Oh... and that brings us to wolves, the cute, wild cousin of the domestic dog who has such strong family ties and must be given rights over any landowner or livestock owner, and is now taking over our West in short order. Just this winter, in our hometown in northeast Oregon, over 150 elk in our neighboring valley hay fields were forced down out of the upper country by wolves, wolves who pushed these herds over the Snake River into our country in the first place. Where will it stop? Common sense for the welfare of our fellow countrymen must outweigh this politically-correct insanity. It is all tied together. The whole Western and rural lifestyle is being threatened by the multitudes who live in the more densely-populated areas of this country and know nothing of what it takes to ranch, farm, or steward the land and bring food to their dinner table or milk to their glass--oh, I mean restaurant table; they don't have time to cook at home, they're too busy with the demands of "city life".

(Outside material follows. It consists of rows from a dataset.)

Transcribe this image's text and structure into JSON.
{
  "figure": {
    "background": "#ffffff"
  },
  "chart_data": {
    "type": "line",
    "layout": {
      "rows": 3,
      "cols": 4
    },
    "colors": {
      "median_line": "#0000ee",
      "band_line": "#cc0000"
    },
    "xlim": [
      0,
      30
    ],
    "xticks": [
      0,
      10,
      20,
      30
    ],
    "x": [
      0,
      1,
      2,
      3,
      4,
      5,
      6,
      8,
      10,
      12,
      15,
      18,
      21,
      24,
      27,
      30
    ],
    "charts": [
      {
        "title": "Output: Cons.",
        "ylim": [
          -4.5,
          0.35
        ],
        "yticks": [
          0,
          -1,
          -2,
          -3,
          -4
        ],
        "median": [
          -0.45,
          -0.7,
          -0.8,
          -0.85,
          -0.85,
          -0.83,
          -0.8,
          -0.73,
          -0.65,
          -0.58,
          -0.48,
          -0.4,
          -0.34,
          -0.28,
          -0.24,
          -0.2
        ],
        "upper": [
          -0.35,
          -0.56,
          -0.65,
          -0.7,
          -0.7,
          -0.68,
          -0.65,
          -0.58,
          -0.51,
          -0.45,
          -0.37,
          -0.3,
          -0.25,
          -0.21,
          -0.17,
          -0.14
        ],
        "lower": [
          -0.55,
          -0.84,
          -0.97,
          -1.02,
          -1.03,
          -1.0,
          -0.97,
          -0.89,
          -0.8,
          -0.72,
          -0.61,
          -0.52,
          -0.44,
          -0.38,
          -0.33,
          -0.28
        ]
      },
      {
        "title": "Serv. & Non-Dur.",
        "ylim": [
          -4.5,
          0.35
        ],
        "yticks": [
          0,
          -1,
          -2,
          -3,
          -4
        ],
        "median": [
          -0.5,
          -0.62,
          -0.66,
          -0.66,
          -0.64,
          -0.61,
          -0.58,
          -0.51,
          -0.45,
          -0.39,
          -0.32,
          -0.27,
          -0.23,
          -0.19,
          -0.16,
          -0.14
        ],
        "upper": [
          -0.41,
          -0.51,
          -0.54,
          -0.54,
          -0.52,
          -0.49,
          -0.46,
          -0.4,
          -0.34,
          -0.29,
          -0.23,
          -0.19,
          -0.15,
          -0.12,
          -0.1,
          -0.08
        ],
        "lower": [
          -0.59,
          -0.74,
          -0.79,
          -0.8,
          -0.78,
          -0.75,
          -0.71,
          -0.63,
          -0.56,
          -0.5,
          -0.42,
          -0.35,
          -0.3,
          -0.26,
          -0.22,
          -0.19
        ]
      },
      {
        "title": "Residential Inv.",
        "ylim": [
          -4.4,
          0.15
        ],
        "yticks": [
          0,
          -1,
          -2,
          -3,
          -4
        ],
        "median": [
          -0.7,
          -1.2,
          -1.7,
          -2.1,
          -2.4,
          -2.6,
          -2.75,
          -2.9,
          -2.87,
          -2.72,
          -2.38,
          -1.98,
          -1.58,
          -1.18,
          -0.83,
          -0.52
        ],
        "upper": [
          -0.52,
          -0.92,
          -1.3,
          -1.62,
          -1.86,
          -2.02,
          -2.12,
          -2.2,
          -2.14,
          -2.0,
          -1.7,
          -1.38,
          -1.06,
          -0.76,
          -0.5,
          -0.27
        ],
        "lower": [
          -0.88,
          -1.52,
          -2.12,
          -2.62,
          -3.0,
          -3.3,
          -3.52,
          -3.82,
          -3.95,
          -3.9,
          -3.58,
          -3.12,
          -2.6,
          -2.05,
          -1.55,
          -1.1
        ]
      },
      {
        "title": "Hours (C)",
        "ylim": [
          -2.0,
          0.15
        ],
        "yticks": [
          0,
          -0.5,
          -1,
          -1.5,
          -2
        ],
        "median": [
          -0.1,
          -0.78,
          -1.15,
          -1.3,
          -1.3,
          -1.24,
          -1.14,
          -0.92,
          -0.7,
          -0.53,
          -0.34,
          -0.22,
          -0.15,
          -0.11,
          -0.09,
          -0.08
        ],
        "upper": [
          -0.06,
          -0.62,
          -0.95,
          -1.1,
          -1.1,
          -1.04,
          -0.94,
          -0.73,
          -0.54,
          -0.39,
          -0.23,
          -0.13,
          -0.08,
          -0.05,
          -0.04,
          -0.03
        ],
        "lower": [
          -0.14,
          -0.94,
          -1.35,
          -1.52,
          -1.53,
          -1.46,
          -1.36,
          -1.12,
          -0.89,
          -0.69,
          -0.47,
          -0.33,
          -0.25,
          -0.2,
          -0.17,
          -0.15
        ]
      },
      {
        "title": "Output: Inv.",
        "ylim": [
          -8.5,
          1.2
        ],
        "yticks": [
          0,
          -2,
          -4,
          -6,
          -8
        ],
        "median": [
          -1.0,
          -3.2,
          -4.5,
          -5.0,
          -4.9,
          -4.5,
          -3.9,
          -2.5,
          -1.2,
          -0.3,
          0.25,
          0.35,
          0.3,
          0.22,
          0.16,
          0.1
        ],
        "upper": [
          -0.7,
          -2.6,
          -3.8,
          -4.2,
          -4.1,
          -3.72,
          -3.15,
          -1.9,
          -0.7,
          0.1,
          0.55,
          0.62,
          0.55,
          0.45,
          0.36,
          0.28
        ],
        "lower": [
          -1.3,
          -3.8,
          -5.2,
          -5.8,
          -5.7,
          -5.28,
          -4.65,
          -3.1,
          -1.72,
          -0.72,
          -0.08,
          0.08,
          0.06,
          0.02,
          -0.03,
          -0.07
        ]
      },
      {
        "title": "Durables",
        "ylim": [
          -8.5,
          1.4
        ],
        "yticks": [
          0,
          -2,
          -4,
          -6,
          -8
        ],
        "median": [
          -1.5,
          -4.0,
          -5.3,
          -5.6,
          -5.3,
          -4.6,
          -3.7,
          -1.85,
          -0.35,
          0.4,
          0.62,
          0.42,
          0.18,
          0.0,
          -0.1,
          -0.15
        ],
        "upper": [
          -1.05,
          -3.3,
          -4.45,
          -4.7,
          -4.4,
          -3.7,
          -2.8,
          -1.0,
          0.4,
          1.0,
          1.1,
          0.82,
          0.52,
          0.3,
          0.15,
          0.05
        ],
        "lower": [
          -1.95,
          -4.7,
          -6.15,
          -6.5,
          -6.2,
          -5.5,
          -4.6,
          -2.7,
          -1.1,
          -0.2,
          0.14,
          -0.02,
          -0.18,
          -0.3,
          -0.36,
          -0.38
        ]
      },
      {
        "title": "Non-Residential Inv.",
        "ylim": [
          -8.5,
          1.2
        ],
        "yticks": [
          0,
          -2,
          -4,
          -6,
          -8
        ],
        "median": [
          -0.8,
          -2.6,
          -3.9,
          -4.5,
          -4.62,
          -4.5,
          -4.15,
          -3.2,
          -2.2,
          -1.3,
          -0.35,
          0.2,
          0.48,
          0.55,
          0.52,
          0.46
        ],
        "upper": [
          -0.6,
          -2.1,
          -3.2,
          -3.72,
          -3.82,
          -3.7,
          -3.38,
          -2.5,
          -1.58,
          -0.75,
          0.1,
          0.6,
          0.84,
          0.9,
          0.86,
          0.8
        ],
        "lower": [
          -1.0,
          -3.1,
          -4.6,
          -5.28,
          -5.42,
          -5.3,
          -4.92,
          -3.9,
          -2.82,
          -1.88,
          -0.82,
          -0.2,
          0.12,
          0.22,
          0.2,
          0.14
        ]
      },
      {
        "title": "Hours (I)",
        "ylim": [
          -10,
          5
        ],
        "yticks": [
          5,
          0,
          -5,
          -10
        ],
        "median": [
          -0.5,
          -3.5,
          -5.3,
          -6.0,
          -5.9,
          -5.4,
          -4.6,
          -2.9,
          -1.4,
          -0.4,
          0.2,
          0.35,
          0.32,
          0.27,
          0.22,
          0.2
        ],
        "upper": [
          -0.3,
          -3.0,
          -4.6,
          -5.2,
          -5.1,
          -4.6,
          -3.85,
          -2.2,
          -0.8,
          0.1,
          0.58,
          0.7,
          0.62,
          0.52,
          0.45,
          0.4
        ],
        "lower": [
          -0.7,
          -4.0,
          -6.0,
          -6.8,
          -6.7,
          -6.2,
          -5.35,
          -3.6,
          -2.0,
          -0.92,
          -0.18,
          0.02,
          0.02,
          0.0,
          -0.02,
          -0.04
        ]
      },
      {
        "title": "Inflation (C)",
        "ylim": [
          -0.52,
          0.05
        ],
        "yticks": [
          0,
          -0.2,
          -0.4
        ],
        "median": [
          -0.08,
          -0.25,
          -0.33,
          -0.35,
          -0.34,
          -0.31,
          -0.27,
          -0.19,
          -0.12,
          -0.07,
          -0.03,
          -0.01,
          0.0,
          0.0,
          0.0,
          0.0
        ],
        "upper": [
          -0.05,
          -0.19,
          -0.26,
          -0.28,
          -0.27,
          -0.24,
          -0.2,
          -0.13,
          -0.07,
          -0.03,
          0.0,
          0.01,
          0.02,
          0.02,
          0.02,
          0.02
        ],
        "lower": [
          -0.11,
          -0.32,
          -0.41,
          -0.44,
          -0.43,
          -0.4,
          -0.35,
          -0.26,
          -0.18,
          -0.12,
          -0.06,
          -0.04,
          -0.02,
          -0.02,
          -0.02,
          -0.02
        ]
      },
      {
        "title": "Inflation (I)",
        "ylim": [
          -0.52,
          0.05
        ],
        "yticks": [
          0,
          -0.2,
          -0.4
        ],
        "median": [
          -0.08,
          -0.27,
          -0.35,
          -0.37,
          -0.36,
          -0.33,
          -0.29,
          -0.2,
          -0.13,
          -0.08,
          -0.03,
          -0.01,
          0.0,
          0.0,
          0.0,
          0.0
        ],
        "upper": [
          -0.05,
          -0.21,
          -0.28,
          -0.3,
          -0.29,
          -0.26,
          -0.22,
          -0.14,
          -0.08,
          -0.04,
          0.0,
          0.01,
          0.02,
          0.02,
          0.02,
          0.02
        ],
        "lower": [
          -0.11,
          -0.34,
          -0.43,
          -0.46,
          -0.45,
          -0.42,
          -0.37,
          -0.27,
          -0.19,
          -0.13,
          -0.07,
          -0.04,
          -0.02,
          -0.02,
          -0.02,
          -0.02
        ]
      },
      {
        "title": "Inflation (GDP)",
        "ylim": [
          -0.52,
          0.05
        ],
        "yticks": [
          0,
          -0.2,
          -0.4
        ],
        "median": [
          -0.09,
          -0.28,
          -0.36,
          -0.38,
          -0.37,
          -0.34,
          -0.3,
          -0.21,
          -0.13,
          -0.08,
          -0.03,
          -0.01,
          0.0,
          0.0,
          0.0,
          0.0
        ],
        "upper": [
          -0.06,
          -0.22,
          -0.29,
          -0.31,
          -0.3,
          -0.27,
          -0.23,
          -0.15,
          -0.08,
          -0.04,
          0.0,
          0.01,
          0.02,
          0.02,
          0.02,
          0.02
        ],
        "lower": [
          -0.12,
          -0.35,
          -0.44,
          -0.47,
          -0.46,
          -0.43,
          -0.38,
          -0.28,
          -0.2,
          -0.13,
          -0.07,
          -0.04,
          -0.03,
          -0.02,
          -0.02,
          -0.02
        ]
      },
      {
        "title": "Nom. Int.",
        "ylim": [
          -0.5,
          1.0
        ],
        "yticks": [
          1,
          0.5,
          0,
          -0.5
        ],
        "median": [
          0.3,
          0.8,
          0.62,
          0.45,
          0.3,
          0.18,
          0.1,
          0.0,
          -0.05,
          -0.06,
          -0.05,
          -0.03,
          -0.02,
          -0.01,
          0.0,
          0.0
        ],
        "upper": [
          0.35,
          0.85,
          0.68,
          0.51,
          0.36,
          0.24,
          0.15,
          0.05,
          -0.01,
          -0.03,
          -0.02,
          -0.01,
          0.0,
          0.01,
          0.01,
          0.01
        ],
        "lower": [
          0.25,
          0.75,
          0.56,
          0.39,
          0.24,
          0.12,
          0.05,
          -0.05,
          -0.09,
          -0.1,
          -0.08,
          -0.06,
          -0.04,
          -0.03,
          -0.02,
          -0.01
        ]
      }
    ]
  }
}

Let us not argue or be antagonistic. I apologize if I sounded a bit rude, but when one is passionate and things just doesn't make any sense, it is easy to get a bit carried away. We must educate and not intimidate those who do not know the other side of the story. To debate and persuade, you must first know the other point of view. We do understand their compassionate efforts to put an end to unnecessary animal cruelty, but they must be made aware of the unintended consequences brought about by the complete annihilation of a specific program or industry. Yes, we should have a haven for a few wild horses, but not to the tune of 60 million dollars a year spent on a program that's not working. There must be balance and fair practices. The folks who want to bring back the horse processing plants have a plan and it's a good one, and it must be heard by all. It's all about the horses and our property rights.
Western folks would rather be left alone; that's why many of us live out west and a long way from anybody, so cooperative efforts have always been a struggle. But we must stand up and unite and be heard. Our larger horse organizations need to be encouraged to help in the fight--they have the pull, but are reluctant to be out in front. We as members need to push for our representation. Being politically correct is quickly becoming a joke, as it serves no one. Being fiscally responsible is a large part of this equation, and most of us can understand that, no matter which side of the fence we are on.